My parents, with whom I had lived all this time, passed in 2015 and 2016. Despite our failed relationship, my mother’s death was one of the most painful experiences of my life. It seemed, perhaps, I could never be happy again. At this point, I finally yielded all to God. I resolved to do His will, and His will alone. I resolved to share what had been given to me. I am a creative type, so I had a back-log of ideas and possible future projects. But now, I wasn’t really interested in any of them. However, I resolved to do whatever would seem to be the will of God, whether I wanted to or not.
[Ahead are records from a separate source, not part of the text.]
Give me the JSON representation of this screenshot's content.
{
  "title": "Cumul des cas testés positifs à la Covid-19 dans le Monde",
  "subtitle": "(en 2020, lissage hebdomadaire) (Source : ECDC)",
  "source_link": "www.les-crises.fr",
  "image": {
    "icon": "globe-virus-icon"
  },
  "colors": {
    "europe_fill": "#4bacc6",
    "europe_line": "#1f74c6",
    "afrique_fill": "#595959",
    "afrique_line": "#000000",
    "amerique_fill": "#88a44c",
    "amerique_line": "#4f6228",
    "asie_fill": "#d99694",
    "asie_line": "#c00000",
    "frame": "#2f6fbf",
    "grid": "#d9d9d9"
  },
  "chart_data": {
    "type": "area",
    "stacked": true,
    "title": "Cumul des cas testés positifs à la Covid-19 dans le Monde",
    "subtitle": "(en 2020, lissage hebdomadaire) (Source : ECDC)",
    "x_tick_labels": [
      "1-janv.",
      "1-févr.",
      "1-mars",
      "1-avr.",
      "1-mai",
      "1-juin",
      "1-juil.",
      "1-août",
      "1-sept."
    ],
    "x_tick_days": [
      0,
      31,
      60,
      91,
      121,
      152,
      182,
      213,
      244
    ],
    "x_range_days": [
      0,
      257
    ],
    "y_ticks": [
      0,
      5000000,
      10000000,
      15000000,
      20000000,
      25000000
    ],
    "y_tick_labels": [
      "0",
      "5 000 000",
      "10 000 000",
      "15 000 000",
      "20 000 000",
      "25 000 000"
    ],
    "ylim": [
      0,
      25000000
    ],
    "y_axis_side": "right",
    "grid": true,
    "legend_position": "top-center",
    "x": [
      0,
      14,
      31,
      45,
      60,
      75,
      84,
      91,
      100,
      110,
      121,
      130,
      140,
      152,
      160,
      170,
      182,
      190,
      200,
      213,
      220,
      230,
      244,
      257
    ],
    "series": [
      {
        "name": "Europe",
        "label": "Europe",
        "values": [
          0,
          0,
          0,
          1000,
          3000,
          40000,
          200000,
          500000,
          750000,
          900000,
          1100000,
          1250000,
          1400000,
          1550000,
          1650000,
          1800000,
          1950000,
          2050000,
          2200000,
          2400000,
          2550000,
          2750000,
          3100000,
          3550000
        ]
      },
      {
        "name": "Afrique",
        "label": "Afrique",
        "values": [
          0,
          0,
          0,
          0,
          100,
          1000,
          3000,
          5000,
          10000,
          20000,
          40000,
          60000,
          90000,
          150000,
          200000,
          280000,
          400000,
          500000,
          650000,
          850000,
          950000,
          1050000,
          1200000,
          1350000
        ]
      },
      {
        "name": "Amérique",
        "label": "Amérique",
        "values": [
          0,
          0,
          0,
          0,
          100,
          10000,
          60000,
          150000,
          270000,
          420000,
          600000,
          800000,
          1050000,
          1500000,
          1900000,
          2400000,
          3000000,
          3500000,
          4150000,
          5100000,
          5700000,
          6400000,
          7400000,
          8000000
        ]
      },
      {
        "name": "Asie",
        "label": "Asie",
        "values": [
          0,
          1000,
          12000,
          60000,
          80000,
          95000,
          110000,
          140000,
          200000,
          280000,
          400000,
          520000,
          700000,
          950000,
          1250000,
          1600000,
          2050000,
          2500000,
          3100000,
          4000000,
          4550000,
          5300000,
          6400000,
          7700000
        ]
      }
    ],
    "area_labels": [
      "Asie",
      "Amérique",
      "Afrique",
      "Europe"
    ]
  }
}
One of the first things I did, was to “go out into the highways and hedges” of prisons, to see if I could make them come in. I was astounded by what I found: deep thinkers, very willing and capable of discussing the things of God and of the soul. I found a level of seriousness, straightforwardness and candor almost never encountered in the free world. It was like stepping back in time several centuries… Hearing them recount the workings of God in the depths of their souls gave me a much clearer grasp of God’s love and mercy. My initial success (which was a bit unrealistic) brought and incredible level of joy to my life. However, human nature being such as it is, I was soon to see all the scenarios in the Parable of the Sower play out. That led to some painful, and even frightening experiences. Meanwhile one of those prisoners was standing out as the most awesome man I’d ever known. And that was Dustin Harwick, the man I plan to marry.

Through our conversations, I found that a fundamental thing was lacking everywhere, and that thing was capable of bringing both the pagan and the traditional Catholic to the same path of salvation; and that thing was charity.